Katastrofa lotnicza w Peru - ilu przeżyło?
Nadal nie ma jasności, co do liczby ofiar śmiertelnych katastrofy pasażerskiego samolotu peruwiańskich linii TANS, który rozbił się we wtorek w okolicy Pucallpa na wschodzie Peru ze 100 osobami na pokładzie. Według cytowanego przez AFP rzecznika TANS, katastrofę przeżyło ok. 50 osób.
24.08.2005 | aktual.: 24.08.2005 10:20
Wcześniej prezydent Peru Alejandro Toledo informował, że uratowało się od 20 do 30 ludzi. W swoim wystąpieniu telewizyjnym prezydent określił wtorkowy wypadek jako "tragiczny".
Boeing 737, na pokładzie którego znajdowało się 93 pasażerów i siedmiu członków załogi, rozbił się podczas próby awaryjnego lądowania ok. 5 km od miasta Pucallpa na północny wschód od stolicy kraju, Limy. Do zdarzenia doszło we wtorek ok. godz. 14.30 czasu lokalnego (21.30 w Polsce). Podczas wykonywania manewru w rejonie szalała burza - głosi oficjalne oświadczenie linii TANS.

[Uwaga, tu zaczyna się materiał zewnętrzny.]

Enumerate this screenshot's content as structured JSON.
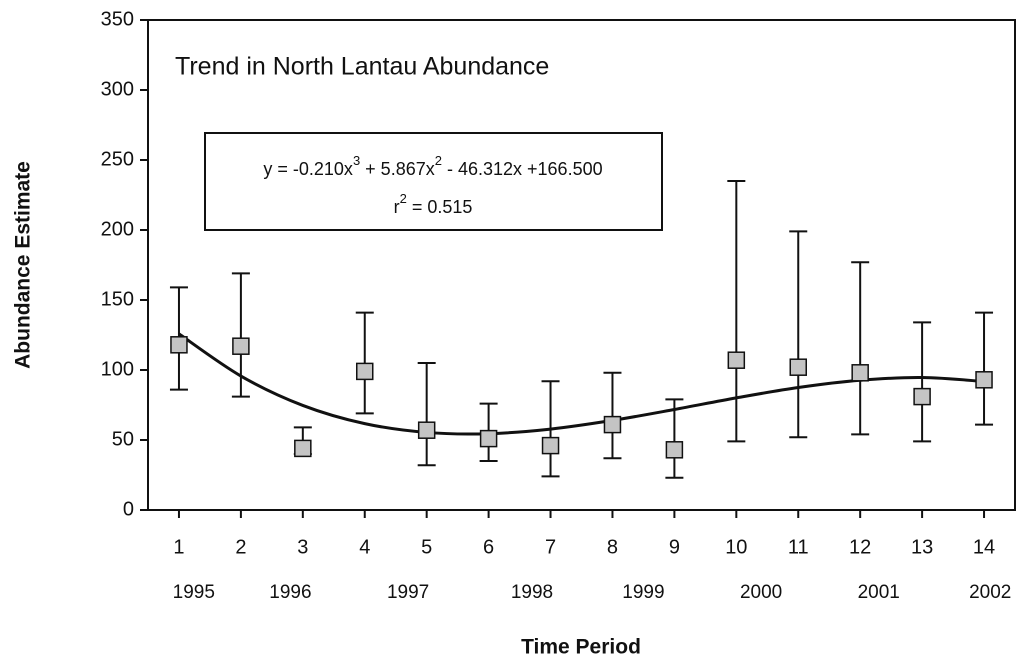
{
  "chart_data": {
    "type": "scatter-errorbar",
    "title": "Trend in North Lantau Abundance",
    "x_label": "Time  Period",
    "y_label": "Abundance  Estimate",
    "equation": [
      "y =  -0.210x",
      "3",
      " + 5.867x",
      "2",
      " - 46.312x +166.500"
    ],
    "r_squared": [
      "r",
      "2",
      " = 0.515"
    ],
    "xlim": [
      0.5,
      14.5
    ],
    "ylim": [
      0,
      350
    ],
    "xticks": [
      1,
      2,
      3,
      4,
      5,
      6,
      7,
      8,
      9,
      10,
      11,
      12,
      13,
      14
    ],
    "yticks": [
      0,
      50,
      100,
      150,
      200,
      250,
      300,
      350
    ],
    "year_ticks": [
      {
        "value": 1.24,
        "label": "1995"
      },
      {
        "value": 2.8,
        "label": "1996"
      },
      {
        "value": 4.7,
        "label": "1997"
      },
      {
        "value": 6.7,
        "label": "1998"
      },
      {
        "value": 8.5,
        "label": "1999"
      },
      {
        "value": 10.4,
        "label": "2000"
      },
      {
        "value": 12.3,
        "label": "2001"
      },
      {
        "value": 14.1,
        "label": "2002"
      }
    ],
    "x": [
      1,
      2,
      3,
      4,
      5,
      6,
      7,
      8,
      9,
      10,
      11,
      12,
      13,
      14
    ],
    "series": [
      {
        "color": "#c4c4c4",
        "values": [
          118,
          117,
          44,
          99,
          57,
          51,
          46,
          61,
          43,
          107,
          102,
          98,
          81,
          93
        ],
        "upper": [
          159,
          169,
          59,
          141,
          105,
          76,
          92,
          98,
          79,
          235,
          199,
          177,
          134,
          141
        ],
        "lower": [
          86,
          81,
          40,
          69,
          32,
          35,
          24,
          37,
          23,
          49,
          52,
          54,
          49,
          61
        ]
      }
    ],
    "fit": {
      "color": "#111111",
      "values": [
        125.8,
        95.7,
        74.7,
        61.7,
        55.4,
        54.5,
        57.8,
        64.0,
        71.8,
        80.1,
        87.5,
        92.7,
        94.6,
        91.8
      ]
    }
  }
}
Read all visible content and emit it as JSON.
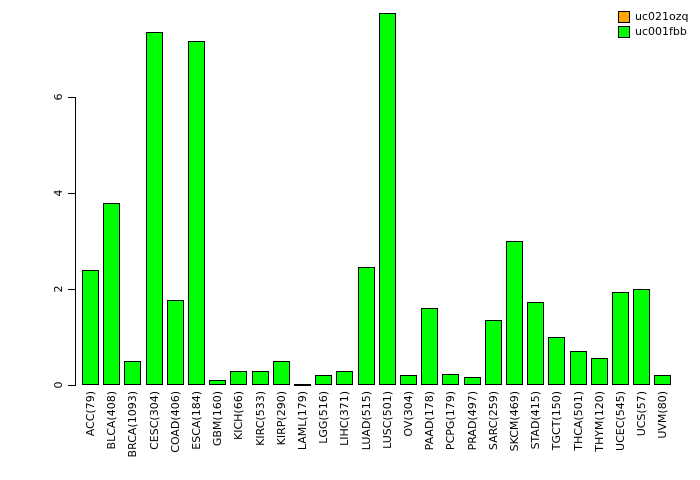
{
  "chart_data": {
    "type": "bar",
    "title": "",
    "xlabel": "",
    "ylabel": "",
    "categories": [
      "ACC(79)",
      "BLCA(408)",
      "BRCA(1093)",
      "CESC(304)",
      "COAD(406)",
      "ESCA(184)",
      "GBM(160)",
      "KICH(66)",
      "KIRC(533)",
      "KIRP(290)",
      "LAML(179)",
      "LGG(516)",
      "LIHC(371)",
      "LUAD(515)",
      "LUSC(501)",
      "OV(304)",
      "PAAD(178)",
      "PCPG(179)",
      "PRAD(497)",
      "SARC(259)",
      "SKCM(469)",
      "STAD(415)",
      "TGCT(150)",
      "THCA(501)",
      "THYM(120)",
      "UCEC(545)",
      "UCS(57)",
      "UVM(80)"
    ],
    "series": [
      {
        "name": "uc021ozq",
        "color": "#FFA500",
        "values": [
          0,
          0,
          0,
          0,
          0,
          0,
          0,
          0,
          0,
          0,
          0,
          0,
          0,
          0,
          0,
          0,
          0,
          0,
          0,
          0,
          0,
          0,
          0,
          0,
          0,
          0,
          0,
          0
        ]
      },
      {
        "name": "uc001fbb",
        "color": "#00FF00",
        "values": [
          2.4,
          3.8,
          0.5,
          7.35,
          1.77,
          7.17,
          0.1,
          0.3,
          0.3,
          0.5,
          0.02,
          0.2,
          0.3,
          2.46,
          7.75,
          0.2,
          1.6,
          0.22,
          0.17,
          1.35,
          3.0,
          1.72,
          1.0,
          0.7,
          0.56,
          1.93,
          2.0,
          0.2
        ]
      }
    ],
    "ylim": [
      0,
      7.8
    ],
    "yticks": [
      0,
      2,
      4,
      6
    ],
    "grid": false,
    "legend_position": "top-right",
    "bar_border_color": "#000000",
    "background_color": "#FFFFFF"
  }
}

Jak dowiedziała się agencja Reutera, rozbita maszyna miała 22 lata.
Peruwiańska policja potwierdziła, że w katastrofie ucierpieli obcokrajowcy. Wśród ofiar śmiertelnych jest Amerykanin i Włoch, natomiast Kolumbijczyk, Australijczyk i Hiszpanka zostali ranni. Według TANS, ogółem samolotem leciało 16 cudzoziemców.
Kilka godzin wcześniej przedstawiciel policji z Pucallpa, cytowany przez agencję Reutera, powiedział, że ratownicy wydobyli z wraku 40 ciał, ale istnieje obawa, że liczba ofiar śmiertelnych będzie większa, bo żywych osób odnaleziono tylko 20. Większość rannych ucierpiała z powodu oparzeń i złamań. Świadkowie, którzy znaleźli się na miejscu wypadku, mówili, że wśród pasażerów było dużo dzieci.
Jak wynika z dotychczasowych ustaleń, samolot leciał z Limy do położonego na północy kraju miasta Iquitos, z międzylądowaniem w położonym w dżungli Pucallpa.
Jeden z pasażerów relacjonował, że samolotem zaczęło trząść na ok. 10 minut przez zaplanowanym lądowaniem w Pucallpa. Świadkowie mówią, że szczątki ludzkie rozrzucone są w promieniu 150 metrów, a maszyna została "kompletnie zniszczona". Zwraca się też uwagę na panujące w momencie wypadku bardzo złe warunki meteorologiczne - burzę z piorunami i porywisty wiatr.
Jak pisze AFP, jest to już szósty wypadek samolotu linii TANS od 1992. Zginęło w nich łącznie 65 osób, w tym 46 w 2003 roku, gdy przy podchodzeniu do lądowania w północnym Peru rozbił się Fokker F-28.